I am trying to show the following as part of a bigger proof and I would like to confirm whether my reasoning is correct? Fix x a periodic point with period n of a continuous function $T$, let also f be continuous. Then obviously $f(T^n x)= f(x)$. I want to show that if $\lim_{n\to \infty} \sum_{i=0}^{n-1}\frac{f(T^i x)}{n}= L$, then $\sum_{i=0}^{n-1}\frac{f(T^i x)}{n}= L$ as well.
My proof: We have that $\lim_{m\to \infty} \sum_{i=0}^{m-1}\frac{f(T^i x)}{m}= L$. Now fix m larger than n (the period). Then m can be written as $m= kn + r$, where $r<n$, and k,r are positive integers. Then $\sum_{i=0}^{m-1}\frac{f(T^i x)}{m}= \sum_{i=0}^{nk-1}\frac{f(T^i x)}{m} + \sum_{i=nk}^{m}\frac{f(T^i x)}{m}$= $k \sum_{i=0}^{n-1}\frac{f(T^i x)}{nk+r} + \sum_{i=nk}^{m}\frac{f(T^i x)}{nk+r}$ (where the first term comes about by periodicity of $T$). Now the second sum by periodicity is independent of m, since $\sum_{i=nk}^{m}{f(T^i x)}=\sum_{i=0}^{r}{f(T^i x)}$ (and r could be chosen to be n-1 for any m, as it is bounded by n and so will be meaningless in the limit)

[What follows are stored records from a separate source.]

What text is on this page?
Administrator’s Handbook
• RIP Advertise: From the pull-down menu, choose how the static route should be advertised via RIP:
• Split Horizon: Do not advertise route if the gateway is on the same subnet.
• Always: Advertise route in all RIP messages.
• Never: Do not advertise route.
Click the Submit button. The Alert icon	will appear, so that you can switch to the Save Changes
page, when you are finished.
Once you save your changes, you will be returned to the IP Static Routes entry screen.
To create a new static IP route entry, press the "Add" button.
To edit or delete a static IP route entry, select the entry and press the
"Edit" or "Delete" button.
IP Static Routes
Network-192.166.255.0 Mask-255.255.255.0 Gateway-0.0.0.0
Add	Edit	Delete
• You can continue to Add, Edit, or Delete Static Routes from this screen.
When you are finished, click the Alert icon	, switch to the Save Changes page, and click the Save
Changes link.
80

Now taking limit as m tends to infinity, since n is fixed and r is less than n for any m, m=kn+r implies k goes to infinity (again, r depends on m as well but since it is less than n, we can assume it is n-1 in what follows since it will be bounded by a constant and hence irrelevant in the limit). So $\lim_{m\to \infty} \sum_{i=0}^{m-1}\frac{f(T^i x)}{m}= \lim_{k\to \infty} k\sum_{i=0}^{n-1}\frac{f(T^i x)}{nk+r} + \sum_{i=0}^{r}\frac{f(T^i x)}{nk+r}= \lim_{k\to \infty} k \sum_{i=0}^{n-1}\frac{f(T^i x)}{nk+r} + \lim_{k \to \infty}\sum_{i=0}^{r}\frac{f(T^i x)}{nk+r}= \lim_{k\to \infty} k\sum_{i=0}^{n-1}\frac{f(T^i x)}{nk+r}= \lim_{k\to \infty} \frac{k}{nk+r}\sum_{i=0}^{n-1}{f(T^i x)} = \sum_{i=0}^{n-1}{f(T^i x)}$ and the claim is proved.
Is it correct? Thanks.
It is fine.
But since you assume that the limit exists, a simpler proof is the following: if $$\sum_{i=0}^{n-1}\frac{f(T^i x)}{n}= M\ne L,$$ then $$ \lim_{m\to \infty} \sum_{i=0}^{m-1}\frac{f(T^i x)}{n}=\lim_{k\to \infty} \sum_{i=0}^{kn-1}\frac{f(T^i x)}{kn}=M\ne L. $$